The attendance was pathetic as the attendees were mostly the guests of the speakers of the conference, which include me. As I had upgraded the system at my firm recently, I considered the topic of the conference was interesting but was not interesting enough for me to spend the more than RM1000-00 for it. Although that money would have helped me in my tax exemption next year, I was bracing my firm for tough time ahead.

As I posted in my earlier posting which you can read here (, I was the guest of Eddie Law who was speaking about harnessing technological advancement by small firm in order for them to compete with bigger firm. I also met the vendor of my legal documents management system which had the opportunity to introduce her products to the conference participants. Their document management system shows potential and I had asked them to tweak a bit of their program to accommodate a few of my firm's need.
In the two days I was there, I learned that the internet, if properly harness can be a great marketing tool, even for a restricted industry like us. Our archaic law (to coin a phrase used extensively by critical bloggers of our legal system) seems to not want lawyers to publicise themselves which may make the profession looks bad. In my personal experience, the reputation of my profession has exceed itself and lawyers had always been the butt of joke of most conversation in whatever level of society you are in. So, what reputation, I ask?

The speakers who are lawyers were mostly from the Big 5 (if there such a thing in legal firms in Malaysia) and they told us how their firm sued the technological advancement to ensure best performance during trials, marketing without contravening the rule and the traps that you may fell into if you are not careful in using technology be it the internet or the hardware. Defamation law was discussed and jurisdiction for such contravention was also looked into.
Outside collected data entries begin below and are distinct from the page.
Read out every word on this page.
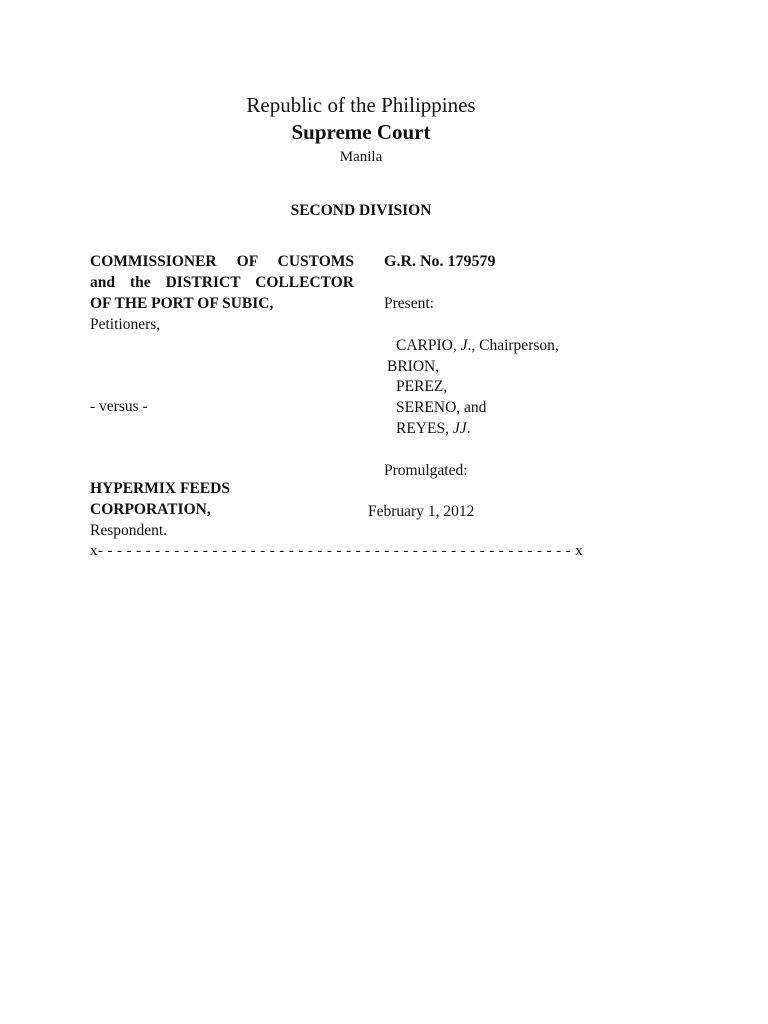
Republic of the Philippines
Supreme Court
Manila
SECOND DIVISION
COMMISSIONER OF CUSTOMS
and the DISTRICT COLLECTOR
OF THE PORT OF SUBIC,
Petitioners,
- versus -
HYPERMIX FEEDS
CORPORATION,
Respondent.
G.R. No. 179579
Present:
CARPIO, J., Chairperson,
BRION,
PEREZ,
SERENO, and
REYES, JJ.
Promulgated:
February 1, 2012
x- - - - - - - - - - - - - - - - - - - - - - - - - - - - - - - - - - - - - - - - - - - - - - - - - - x
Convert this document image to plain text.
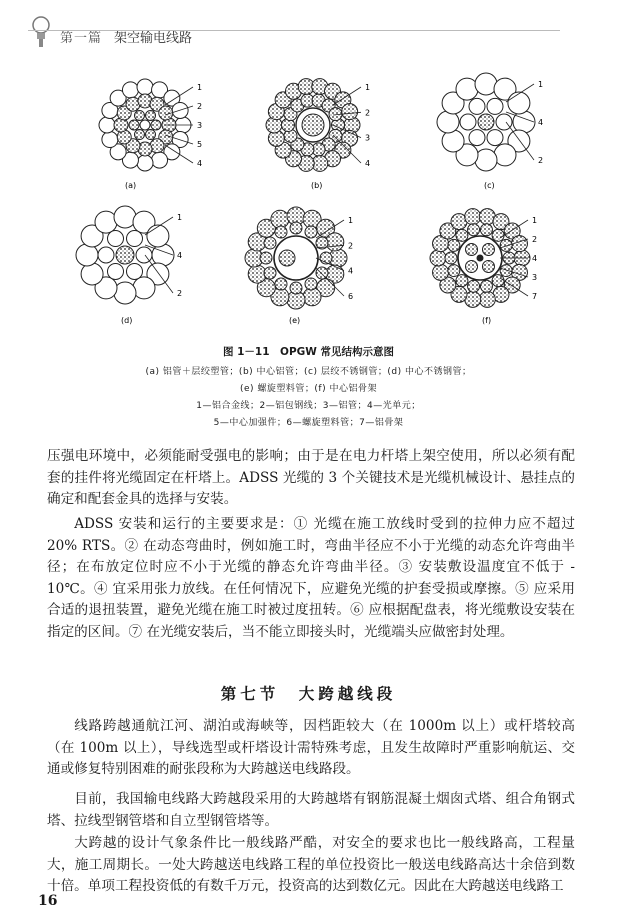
第一篇 架空输电线路
1
2
3
5
4
(a)
1
2
3
4
(b)
1
4
2
(c)
1
4
2
(d)
1
2
4
6
(e)
1
2
4
3
7
(f)
图 1－11　OPGW 常见结构示意图
(a) 铝管＋层绞塑管；(b) 中心铝管；(c) 层绞不锈钢管；(d) 中心不锈钢管；
(e) 螺旋塑料管；(f) 中心铝骨架
1—铝合金线；2—铝包钢线；3—铝管；4—光单元；
5—中心加强件；6—螺旋塑料管；7—铝骨架
压强电环境中，必须能耐受强电的影响；由于是在电力杆塔上架空使用，所以必须有配套的挂件将光缆固定在杆塔上。ADSS 光缆的 3 个关键技术是光缆机械设计、悬挂点的确定和配套金具的选择与安装。
ADSS 安装和运行的主要要求是：① 光缆在施工放线时受到的拉伸力应不超过 20% RTS。② 在动态弯曲时，例如施工时，弯曲半径应不小于光缆的动态允许弯曲半径；在布放定位时应不小于光缆的静态允许弯曲半径。③ 安装敷设温度宜不低于 - 10℃。④ 宜采用张力放线。在任何情况下，应避免光缆的护套受损或摩擦。⑤ 应采用合适的退扭装置，避免光缆在施工时被过度扭转。⑥ 应根据配盘表，将光缆敷设安装在指定的区间。⑦ 在光缆安装后，当不能立即接头时，光缆端头应做密封处理。
第七节　大跨越线段
线路跨越通航江河、湖泊或海峡等，因档距较大（在 1000m 以上）或杆塔较高（在 100m 以上），导线选型或杆塔设计需特殊考虑，且发生故障时严重影响航运、交通或修复特别困难的耐张段称为大跨越送电线路段。
目前，我国输电线路大跨越段采用的大跨越塔有钢筋混凝土烟囱式塔、组合角钢式塔、拉线型钢管塔和自立型钢管塔等。
大跨越的设计气象条件比一般线路严酷，对安全的要求也比一般线路高，工程量大，施工周期长。一处大跨越送电线路工程的单位投资比一般送电线路高达十余倍到数十倍。单项工程投资低的有数千万元，投资高的达到数亿元。因此在大跨越送电线路工
16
As for the non-legal speakers, they proposed more usage of the internet, the idea of certifying yourself using other industry standard (although the speaker didn't make any in-depth research on legal firm, making her look foolish when it comes to answering questions) and the upgrading of the system that you are currently using. All this are not that worthwhile compared to the last final presenters. One is a lawyer in Lee, Hishammudin, Allen & Gledhill, a Mr. Koh, who I admired greatly as he seems to be quite an innovator and user of technology although being quite late in the years. He had been using technology since lawyers never heard of the term of e-courtroom. That brought us to last presenter who was doing the e-court system for the past five years in Malaysia and updated us on why Malaysian courts have problems in implementing the system. It seems that the court had already using it internally but not all stakeholders are ecstatic of migrating to better technology. Mr. Rizan showed us a few hilarious video, which showed the US attorneys rapping and US courts tagging files to make sure it won't be lost. Good luck I say to making sure Malaysian lawyers and courtroom to be the same. Bereaucracy you say? That's the least of your worry.

Anyway, I now know the direction that I want to take my firm and the further technological advancement I want to implement in order to compete on a more level playing field. They say that necessity is the mother of invention and even if you are not allowed to do most things when it comes to marketing, there are ways to skirt around it.